Social entrepreneurs continuously navigate the trade-offs between purpose and profit and the ethical dilemmas that come with these trade-offs, often with limited resources. Given these challenges, it is no surprise that social entrepreneurs are often advised to incorporate feedback into their decisions, designs, and approaches. Feedback can help the social entrepreneur to make decisions, while also enabling the organisation to meet the needs of diverse stakeholders.
This advice for social entrepreneurs to incorporate feedback assumes that they have easy access to feedback. However, that is not the case. Social entrepreneurs struggle to access feedback for many reasons. For example, because of the complexity of the social issues they attempt to address, the power dynamics of being seen as “entrepreneurs” and thus in a position of authority, the marginalisation of the communities they work with, or the fact that traditional market-based performance mechanisms, such as sales numbers, are less indicative of the quality of products and services from the perspective of service users.
This is why social entrepreneurs, and leaders more broadly, have to seek feedback through interpersonal interactions. Yet, these interactions bring about another set of questions and dilemmas: Whom exactly should I approach for feedback? What if the person I approach for feedback appropriates my idea? What if they think of me as incompetent because I am asking for feedback? What if they do not tell me the truth?
Our study aimed to investigate how social entrepreneurs navigate these dilemmas by exploring how they make choices about whom to approach for feedback.
What can social entrepreneurs learn from our findings about deciding whom to approach for feedback?
Start inside your social networks by considering the expected benefits of obtaining optimal feedback. Consider your need for feedback – whether that is to improve or to reduce uncertainty – and identify individuals who have the right expertise or first-hand personal experience. They are likely to provide optimal feedback if they question taken-for-granted assumptions while encouraging you to continue on your mission. Additionally, you may consider if the individual is in a position of power and how that may create opportunities for feedback with unique insights.
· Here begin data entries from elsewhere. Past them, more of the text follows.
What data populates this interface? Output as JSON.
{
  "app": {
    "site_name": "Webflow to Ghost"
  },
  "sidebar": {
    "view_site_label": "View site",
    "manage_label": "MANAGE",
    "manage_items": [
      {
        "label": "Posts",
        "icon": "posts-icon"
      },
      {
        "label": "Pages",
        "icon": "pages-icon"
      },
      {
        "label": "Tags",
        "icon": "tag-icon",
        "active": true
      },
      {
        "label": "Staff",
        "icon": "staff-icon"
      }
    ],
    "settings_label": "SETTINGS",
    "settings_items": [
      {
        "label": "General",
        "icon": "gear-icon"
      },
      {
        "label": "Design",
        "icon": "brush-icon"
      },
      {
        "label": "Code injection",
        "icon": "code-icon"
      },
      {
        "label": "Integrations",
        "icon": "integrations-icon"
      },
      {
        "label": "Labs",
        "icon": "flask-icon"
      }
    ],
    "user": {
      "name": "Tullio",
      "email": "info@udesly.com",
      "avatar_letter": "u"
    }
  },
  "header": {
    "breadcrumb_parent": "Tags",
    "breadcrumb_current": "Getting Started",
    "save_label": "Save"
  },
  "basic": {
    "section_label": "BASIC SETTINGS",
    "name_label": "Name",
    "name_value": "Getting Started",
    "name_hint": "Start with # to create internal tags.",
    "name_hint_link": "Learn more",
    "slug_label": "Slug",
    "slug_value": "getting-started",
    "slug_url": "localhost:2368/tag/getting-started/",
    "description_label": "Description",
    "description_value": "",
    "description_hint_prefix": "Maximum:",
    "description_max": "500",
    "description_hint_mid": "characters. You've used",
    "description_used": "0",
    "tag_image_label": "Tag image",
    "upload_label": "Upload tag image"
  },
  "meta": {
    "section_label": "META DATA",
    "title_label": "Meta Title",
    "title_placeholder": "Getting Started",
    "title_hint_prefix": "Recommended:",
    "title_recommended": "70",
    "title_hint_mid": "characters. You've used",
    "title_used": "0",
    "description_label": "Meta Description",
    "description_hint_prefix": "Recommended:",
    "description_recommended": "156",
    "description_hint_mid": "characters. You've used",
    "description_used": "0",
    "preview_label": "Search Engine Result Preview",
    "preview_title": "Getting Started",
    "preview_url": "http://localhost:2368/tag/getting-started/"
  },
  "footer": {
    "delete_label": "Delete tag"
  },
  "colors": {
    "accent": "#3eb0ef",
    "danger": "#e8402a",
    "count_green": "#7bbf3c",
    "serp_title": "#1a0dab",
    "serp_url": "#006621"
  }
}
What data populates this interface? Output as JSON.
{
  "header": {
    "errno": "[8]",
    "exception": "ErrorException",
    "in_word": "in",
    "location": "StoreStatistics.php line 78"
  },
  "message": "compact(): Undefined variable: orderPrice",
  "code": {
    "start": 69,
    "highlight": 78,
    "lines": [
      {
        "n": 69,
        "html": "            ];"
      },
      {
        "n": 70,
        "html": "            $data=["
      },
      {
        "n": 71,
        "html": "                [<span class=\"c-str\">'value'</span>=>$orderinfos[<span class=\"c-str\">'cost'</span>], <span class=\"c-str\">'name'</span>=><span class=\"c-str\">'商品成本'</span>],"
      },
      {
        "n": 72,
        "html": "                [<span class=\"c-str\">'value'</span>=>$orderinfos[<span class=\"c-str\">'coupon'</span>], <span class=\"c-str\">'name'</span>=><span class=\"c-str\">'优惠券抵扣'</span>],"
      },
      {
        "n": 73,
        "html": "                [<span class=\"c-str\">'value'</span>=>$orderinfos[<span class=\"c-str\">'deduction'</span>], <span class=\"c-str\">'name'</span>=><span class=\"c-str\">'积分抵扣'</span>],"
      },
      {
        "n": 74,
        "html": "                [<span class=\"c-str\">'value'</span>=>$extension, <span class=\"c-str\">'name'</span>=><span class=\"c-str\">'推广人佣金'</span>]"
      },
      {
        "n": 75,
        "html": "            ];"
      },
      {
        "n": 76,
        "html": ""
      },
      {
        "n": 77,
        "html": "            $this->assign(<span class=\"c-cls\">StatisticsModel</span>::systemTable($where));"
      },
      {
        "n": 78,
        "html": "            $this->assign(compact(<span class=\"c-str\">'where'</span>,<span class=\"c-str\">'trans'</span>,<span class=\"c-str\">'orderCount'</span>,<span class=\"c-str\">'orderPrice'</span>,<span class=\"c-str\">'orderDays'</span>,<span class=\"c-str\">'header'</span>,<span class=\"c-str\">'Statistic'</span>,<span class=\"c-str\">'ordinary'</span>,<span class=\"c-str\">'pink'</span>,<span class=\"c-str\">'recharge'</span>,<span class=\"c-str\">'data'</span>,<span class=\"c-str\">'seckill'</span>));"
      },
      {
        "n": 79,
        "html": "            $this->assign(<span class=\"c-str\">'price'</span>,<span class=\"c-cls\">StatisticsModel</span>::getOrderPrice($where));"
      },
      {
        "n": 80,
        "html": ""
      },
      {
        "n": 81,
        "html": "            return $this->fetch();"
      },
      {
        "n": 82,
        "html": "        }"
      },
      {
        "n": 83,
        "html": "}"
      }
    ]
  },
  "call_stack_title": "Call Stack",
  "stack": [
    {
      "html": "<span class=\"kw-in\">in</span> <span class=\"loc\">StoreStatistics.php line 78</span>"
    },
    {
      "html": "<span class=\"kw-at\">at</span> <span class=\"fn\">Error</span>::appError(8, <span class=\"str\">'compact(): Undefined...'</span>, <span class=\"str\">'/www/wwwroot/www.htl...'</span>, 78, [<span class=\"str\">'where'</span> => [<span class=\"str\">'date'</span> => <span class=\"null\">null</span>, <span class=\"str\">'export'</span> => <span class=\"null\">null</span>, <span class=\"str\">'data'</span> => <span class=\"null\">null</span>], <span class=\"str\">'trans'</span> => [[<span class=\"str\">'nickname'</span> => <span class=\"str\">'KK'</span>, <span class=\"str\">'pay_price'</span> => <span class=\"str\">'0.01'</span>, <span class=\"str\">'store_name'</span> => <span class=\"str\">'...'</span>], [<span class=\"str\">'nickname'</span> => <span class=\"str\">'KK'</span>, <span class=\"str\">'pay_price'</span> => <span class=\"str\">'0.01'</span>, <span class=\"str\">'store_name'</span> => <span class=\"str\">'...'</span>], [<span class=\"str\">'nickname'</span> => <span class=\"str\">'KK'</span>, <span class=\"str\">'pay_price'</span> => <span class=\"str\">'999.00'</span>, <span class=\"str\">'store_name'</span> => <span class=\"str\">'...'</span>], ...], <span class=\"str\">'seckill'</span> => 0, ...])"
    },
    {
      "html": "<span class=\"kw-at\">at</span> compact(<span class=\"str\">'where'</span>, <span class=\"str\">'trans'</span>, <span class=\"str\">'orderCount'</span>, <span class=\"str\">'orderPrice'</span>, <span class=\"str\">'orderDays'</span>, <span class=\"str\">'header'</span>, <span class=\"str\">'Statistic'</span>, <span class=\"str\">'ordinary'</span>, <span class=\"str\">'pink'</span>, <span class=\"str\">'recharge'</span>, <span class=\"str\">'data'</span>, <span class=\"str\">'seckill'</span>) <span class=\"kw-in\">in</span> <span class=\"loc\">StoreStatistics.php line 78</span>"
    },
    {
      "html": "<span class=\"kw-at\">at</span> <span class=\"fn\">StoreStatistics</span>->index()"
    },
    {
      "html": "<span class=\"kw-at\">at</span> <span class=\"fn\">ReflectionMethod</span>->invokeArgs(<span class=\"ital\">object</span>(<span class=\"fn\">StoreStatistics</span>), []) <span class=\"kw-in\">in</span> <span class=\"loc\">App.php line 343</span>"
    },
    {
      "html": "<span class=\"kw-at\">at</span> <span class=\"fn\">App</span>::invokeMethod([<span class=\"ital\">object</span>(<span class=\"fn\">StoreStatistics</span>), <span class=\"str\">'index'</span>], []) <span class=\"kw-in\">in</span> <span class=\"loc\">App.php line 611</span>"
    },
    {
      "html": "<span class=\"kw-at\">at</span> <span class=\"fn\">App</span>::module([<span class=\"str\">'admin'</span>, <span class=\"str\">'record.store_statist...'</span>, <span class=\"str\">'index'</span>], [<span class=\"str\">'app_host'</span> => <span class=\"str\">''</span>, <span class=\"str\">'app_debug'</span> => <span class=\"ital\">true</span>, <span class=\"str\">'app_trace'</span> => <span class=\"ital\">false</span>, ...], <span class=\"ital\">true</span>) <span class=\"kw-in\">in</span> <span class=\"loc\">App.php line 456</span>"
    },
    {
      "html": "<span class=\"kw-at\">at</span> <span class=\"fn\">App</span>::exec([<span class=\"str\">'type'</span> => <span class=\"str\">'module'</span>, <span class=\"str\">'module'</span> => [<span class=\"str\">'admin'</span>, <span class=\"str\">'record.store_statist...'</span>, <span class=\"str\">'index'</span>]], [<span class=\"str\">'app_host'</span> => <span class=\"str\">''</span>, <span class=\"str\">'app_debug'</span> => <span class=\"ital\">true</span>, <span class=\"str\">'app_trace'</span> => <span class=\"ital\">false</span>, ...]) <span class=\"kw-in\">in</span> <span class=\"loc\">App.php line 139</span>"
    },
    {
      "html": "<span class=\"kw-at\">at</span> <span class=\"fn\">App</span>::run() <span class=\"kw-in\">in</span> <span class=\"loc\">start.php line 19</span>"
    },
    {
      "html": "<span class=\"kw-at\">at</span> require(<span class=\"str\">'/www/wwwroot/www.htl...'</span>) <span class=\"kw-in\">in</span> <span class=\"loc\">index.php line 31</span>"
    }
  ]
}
Don’t forget the potential costs. Together with the benefits, you may also examine the costs related to time, emotions, or quality of relationships if the person being considered is not engaged or accessible to provide high-quality feedback on something that is deeply important to you. You can also consider how much you trust the person and whether they are likely to appropriate your idea or judge your feedback request as a sign of weakness, indecisiveness, or a lack of knowledge.
Expand the search outside of your social networks when necessary. If no one in your social networks offers the right balance of costs and benefits, you can expand the search through events, membership organisations, recommendations, and social media to search for individuals who meet your criteria, while also putting safety mechanisms in place to protect against the potential costs.
It is OK to give up because the costs are too high and you can’t seem to find the right person.
Adopt a learning perspective and reflect after feedback interactions. Learn from previous feedback interactions and think about what you can change in the future. Re-evaluate the people who were previously approached for feedback and consider whether they are valuable or too risky. Think about how you can start with small steps and test the waters before making important feedback requests.
Feedback is beneficial for social entrepreneurs (and leaders more broadly), but not easily accessible. Seeking feedback through interpersonal interactions to gain the expected benefits while minimising the costs is a process that requires time, care, and learning that can pay off in the long-term.